Solution Approach 2:
The patent implements feedback mechanisms where organizational performance data is continuously collected and used to adjust strategies. This closed-loop system enables the organization to learn from its actions and adapt strategies based on actual outcomes, resolving the contradiction between efficient planning and adaptability.
2Device complexity
If organizations use static target states and fixed strategies, then planning and execution can be simplified, but the system fails to account for changing conditions and increases in entropy
Solution Approach 1:
The patent replaces static target states with dynamic, evolving targets that adapt to changing organizational conditions. Strategies are no longer fixed but continuously adjusted based on monitored performance and changing realities, increasing reliability while managing complexity through automated adaptation.
Solution Approach 2:
The patent changes the parameters of organizational targets and strategies based on monitored conditions. By dynamically adjusting target state parameters and strategy parameters according to actual organizational state, the system maintains high reliability without requiring overly complex manual planning.
3Ease of operation
If organizations operate without continuous monitoring, then operational simplicity is maintained, but entropy increases and transformation success decreases
Solution Approach 1:
The patent implements self-monitoring capabilities where the organizational system automatically tracks its own state and performance. This self-service monitoring reduces the need for external intervention while maintaining high transformation effectiveness, as the system self-adjusts based on its own performance data.
Solution Approach 2:
The patent introduces automated feedback loops that continuously monitor organizational performance and automatically trigger strategy adjustments. This eliminates the need for manual monitoring while maintaining high effectiveness, as the system responds automatically to changing conditions without adding operational complexity.
Data Source
AI summary
An approach is provided for organizational transformation from a current state to a target state.
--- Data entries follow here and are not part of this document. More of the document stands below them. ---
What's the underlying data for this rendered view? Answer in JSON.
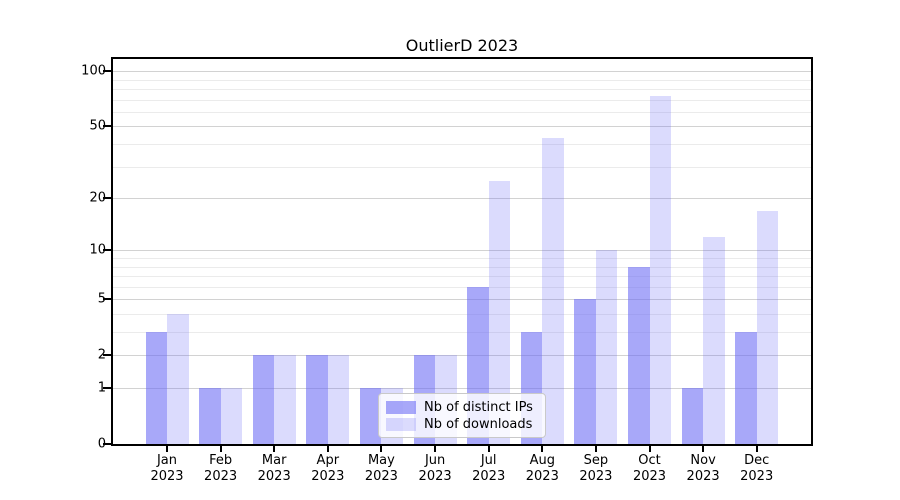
{
  "title": "OutlierD 2023",
  "legend": {
    "items": [
      {
        "label": "Nb of distinct IPs",
        "series": "ips"
      },
      {
        "label": "Nb of downloads",
        "series": "downloads"
      }
    ]
  },
  "y_axis": {
    "major_ticks": [
      {
        "label": "100",
        "value": 100
      },
      {
        "label": "50",
        "value": 50
      },
      {
        "label": "20",
        "value": 20
      },
      {
        "label": "10",
        "value": 10
      },
      {
        "label": "5",
        "value": 5
      },
      {
        "label": "2",
        "value": 2
      },
      {
        "label": "1",
        "value": 1
      },
      {
        "label": "0",
        "value": 0
      }
    ],
    "minor_gridline_values": [
      3,
      4,
      6,
      7,
      8,
      9,
      30,
      40,
      60,
      70,
      80,
      90
    ]
  },
  "x_axis": {
    "months": [
      "Jan",
      "Feb",
      "Mar",
      "Apr",
      "May",
      "Jun",
      "Jul",
      "Aug",
      "Sep",
      "Oct",
      "Nov",
      "Dec"
    ],
    "year": "2023"
  },
  "colors": {
    "ips": "rgba(105,105,245,0.58)",
    "downloads": "rgba(105,105,245,0.24)",
    "grid_major": "#d2d2d2",
    "grid_minor": "#ebebeb",
    "axis": "#000000",
    "legend_bg": "rgba(255,255,255,0.8)",
    "legend_border": "#c9c9c9"
  },
  "chart_data": {
    "type": "bar",
    "title": "OutlierD 2023",
    "categories": [
      "Jan 2023",
      "Feb 2023",
      "Mar 2023",
      "Apr 2023",
      "May 2023",
      "Jun 2023",
      "Jul 2023",
      "Aug 2023",
      "Sep 2023",
      "Oct 2023",
      "Nov 2023",
      "Dec 2023"
    ],
    "series": [
      {
        "name": "Nb of distinct IPs",
        "key": "ips",
        "values": [
          3,
          1,
          2,
          2,
          1,
          2,
          6,
          3,
          5,
          8,
          1,
          3
        ]
      },
      {
        "name": "Nb of downloads",
        "key": "downloads",
        "values": [
          4,
          1,
          2,
          2,
          1,
          2,
          25,
          43,
          10,
          73,
          12,
          17
        ]
      }
    ],
    "yscale": "log1p",
    "y_ticks": [
      0,
      1,
      2,
      5,
      10,
      20,
      50,
      100
    ],
    "ylim": [
      0,
      116
    ],
    "grid": true,
    "legend_position": "lower center"
  }
}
Common language model(s) can dynamically perform interviews with stakeholders as part of a cooperative game to use disparate stakeholder insights to define the target state, projects, milestones, tasks, and resource use/availability. Lookalike Models can be used to model the organization as a dissipative system and calculate an organizational entropy score. A Markov model identifies possible task completion pathways between current and target state. An optimal project completion path through the Markov model may be identified using Decision Tree Models to identify magnitude of contribution to organizational transformation towards target state for each project and likelihood of successful project completion for each project using Fault Tree Models. Project completion resource allocation plans can be generated based on optimal Markov path. Bayesian Priors can be calculated based on performance measured using micro-behaviors analysis.